Forbidden fruit adds both health benefits and culinary delight
Paige Lauren Deiner
Pomegranates have been signs of fertility, rebirth and health since they were first cultivated around 2000 B.C. Ancient Egyptian mythology and the Old Testament both mention these small red fruits. And some scholars believe that Eve actually ate a pomegranate in the Garden of Eden, not an apple. Originally from the Himalayan Mountains, the fruits have been used in traditional medicine for centuries.
Pomegranate juice was once used as part of a cocktail to treat leprosy and stomach pain, according to Consumer Labs, LLC., which tests and publishes information about health, wellness and nutritional products. Extracts of the bark, leaves, fruit rind and immature fruit have been employed as remedies for bleeding, diarrhea, dysentery, tapeworm and parasites. The Omega 5 oil extracted from its seeds also promises marvelous benefits.
Although pomegranates once treated a host of illnesses, Western medicine has been slow to adopt them into their practices, although a number of studies have shown they can be beneficial. One study showed that drinking a cup of pomegranate juice a day for three months improved blood circulation in the heart. Another study showed that drinking three tablespoons of pomegranate juice concentrate for a year reduced arterial thickening for people with atherosclerosis.
Laboratory research suggests that pomegranate fruit extract may inhibit prostate tumor growth, according to a Consumer Labs article on pomegranates.

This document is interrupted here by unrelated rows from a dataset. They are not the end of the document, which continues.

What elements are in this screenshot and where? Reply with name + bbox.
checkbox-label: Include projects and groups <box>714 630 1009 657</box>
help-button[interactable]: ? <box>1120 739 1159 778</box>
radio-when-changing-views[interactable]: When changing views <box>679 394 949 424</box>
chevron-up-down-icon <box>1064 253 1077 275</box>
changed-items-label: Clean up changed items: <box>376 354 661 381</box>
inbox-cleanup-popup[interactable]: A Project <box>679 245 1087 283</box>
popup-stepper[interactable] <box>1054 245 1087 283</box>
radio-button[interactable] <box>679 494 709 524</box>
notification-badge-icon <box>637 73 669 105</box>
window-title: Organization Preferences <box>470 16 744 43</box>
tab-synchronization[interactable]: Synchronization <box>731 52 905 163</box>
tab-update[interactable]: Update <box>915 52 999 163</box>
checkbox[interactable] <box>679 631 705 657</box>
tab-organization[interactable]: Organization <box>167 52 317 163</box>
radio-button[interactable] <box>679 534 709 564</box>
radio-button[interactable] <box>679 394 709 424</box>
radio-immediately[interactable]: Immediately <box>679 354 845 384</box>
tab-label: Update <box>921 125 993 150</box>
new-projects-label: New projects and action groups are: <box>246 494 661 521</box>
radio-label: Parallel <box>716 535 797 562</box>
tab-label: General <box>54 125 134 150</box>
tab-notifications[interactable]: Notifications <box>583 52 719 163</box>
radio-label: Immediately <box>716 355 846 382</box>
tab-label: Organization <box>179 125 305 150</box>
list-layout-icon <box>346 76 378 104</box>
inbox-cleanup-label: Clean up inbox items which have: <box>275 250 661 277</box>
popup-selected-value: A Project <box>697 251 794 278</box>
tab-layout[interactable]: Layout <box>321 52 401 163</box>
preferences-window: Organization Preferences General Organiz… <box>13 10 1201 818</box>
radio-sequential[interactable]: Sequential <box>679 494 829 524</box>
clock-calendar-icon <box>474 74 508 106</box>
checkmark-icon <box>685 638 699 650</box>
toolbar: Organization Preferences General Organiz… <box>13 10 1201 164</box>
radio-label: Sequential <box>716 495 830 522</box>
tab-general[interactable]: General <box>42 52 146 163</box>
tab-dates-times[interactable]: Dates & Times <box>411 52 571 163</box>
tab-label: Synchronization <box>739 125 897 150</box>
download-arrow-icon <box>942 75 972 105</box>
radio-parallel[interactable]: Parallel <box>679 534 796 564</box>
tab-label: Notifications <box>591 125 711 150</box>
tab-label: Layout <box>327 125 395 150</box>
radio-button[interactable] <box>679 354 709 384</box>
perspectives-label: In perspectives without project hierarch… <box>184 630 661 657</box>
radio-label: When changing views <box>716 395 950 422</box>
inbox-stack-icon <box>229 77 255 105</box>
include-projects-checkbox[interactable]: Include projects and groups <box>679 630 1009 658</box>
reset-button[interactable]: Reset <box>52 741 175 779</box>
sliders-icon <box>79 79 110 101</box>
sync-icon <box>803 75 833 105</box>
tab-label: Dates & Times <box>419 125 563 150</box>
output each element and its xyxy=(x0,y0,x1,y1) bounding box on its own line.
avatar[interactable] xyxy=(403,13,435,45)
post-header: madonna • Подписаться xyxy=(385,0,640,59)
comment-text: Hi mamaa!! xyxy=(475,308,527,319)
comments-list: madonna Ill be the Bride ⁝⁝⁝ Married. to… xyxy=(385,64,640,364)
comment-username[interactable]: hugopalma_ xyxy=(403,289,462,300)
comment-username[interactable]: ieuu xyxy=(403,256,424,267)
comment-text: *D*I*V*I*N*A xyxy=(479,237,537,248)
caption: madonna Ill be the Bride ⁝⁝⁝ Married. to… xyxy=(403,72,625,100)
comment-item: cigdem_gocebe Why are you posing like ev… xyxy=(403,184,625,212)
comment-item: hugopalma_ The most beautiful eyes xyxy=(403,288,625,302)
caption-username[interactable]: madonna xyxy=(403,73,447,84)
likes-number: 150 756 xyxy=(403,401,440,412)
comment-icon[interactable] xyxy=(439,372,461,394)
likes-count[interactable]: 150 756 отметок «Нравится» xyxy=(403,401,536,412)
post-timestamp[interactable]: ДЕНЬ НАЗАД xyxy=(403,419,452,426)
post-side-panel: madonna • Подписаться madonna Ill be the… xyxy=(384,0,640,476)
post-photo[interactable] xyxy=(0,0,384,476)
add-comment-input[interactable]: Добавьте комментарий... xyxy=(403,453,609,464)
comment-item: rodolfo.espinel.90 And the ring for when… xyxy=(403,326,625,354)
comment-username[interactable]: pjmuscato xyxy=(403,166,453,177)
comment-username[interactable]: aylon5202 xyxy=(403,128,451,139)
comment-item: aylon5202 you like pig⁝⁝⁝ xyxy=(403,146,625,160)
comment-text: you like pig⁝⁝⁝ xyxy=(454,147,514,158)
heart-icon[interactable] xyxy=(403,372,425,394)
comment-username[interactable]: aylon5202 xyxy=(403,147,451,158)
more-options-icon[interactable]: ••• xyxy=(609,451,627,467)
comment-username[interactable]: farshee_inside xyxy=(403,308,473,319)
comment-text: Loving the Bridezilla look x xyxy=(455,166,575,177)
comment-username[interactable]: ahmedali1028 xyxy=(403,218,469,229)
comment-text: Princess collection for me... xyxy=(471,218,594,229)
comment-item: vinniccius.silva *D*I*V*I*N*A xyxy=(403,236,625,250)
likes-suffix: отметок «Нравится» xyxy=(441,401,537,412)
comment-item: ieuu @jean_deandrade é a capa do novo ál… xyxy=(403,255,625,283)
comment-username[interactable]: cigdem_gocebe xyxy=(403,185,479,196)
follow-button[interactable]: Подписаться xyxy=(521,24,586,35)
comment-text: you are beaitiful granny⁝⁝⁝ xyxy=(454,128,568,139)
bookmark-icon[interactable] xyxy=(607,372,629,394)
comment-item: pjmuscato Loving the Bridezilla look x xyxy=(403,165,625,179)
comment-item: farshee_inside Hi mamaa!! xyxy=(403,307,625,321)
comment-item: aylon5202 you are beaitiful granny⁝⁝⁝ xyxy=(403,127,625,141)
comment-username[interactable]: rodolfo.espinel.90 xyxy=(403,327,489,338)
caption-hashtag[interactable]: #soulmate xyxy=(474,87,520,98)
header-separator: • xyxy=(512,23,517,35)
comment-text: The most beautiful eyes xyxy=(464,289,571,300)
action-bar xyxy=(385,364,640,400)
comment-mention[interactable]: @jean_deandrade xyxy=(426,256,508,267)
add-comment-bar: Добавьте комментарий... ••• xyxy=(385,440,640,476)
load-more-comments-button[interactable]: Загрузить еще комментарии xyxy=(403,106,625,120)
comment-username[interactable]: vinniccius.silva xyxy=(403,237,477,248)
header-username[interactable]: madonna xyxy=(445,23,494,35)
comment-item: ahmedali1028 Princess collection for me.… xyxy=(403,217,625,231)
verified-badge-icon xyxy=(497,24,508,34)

These studies have led to the production of more pomegranates, and the trend of using these ancient fruits in a variety of dishes and beverages, including H.E.B.’s pomegranate flavored Italian soda.
More and more bartenders are using pomegranates as an ingredient in beverages like the pomegranate martini. “(Pomegranates are) enjoying a great popularity both for their health benefits and culinary properties,” said Monica Reinagel, MS, CNS and chief nutritionist for www.nutritiondata.com. She cautions that marketers may make more of the pomegranate’s health benefits than a person can gain from eating an occasional pomegranate. “Marketers would be happy to paint with a broad brush,” Reinagel said. Whether they are the next greatest “superfood” or not, the ancient fruit is rapidly gaining new fans.
There several groups of pomegranate fans on Facebook which support Pomega5. Increased interest in the fruit has led to wider distribution and more production of it. “People, who were always kind of curious about how to open them and what they might taste like, have discovered that they really enjoy them,” said Tom Tjerandsen, manager of the Pomegranate Council, Sonoma, Calif. And they can now enjoy the pomegranate seed oil in gel caps as sold by Pomega5.
But even though pomegranates have become more popular, growers have not found ways to lengthen the fruit’s growing season. “The season is extremely short,” said Janet Little, nutritionist for Sun Harvest. “It’s only about a month.” So companies have increased production. People are growing a lot more pomegranates just to be juiced, Little said. “I think (they’re) here to stay,” Little said. “There is some good nutritional value to pomegranates.”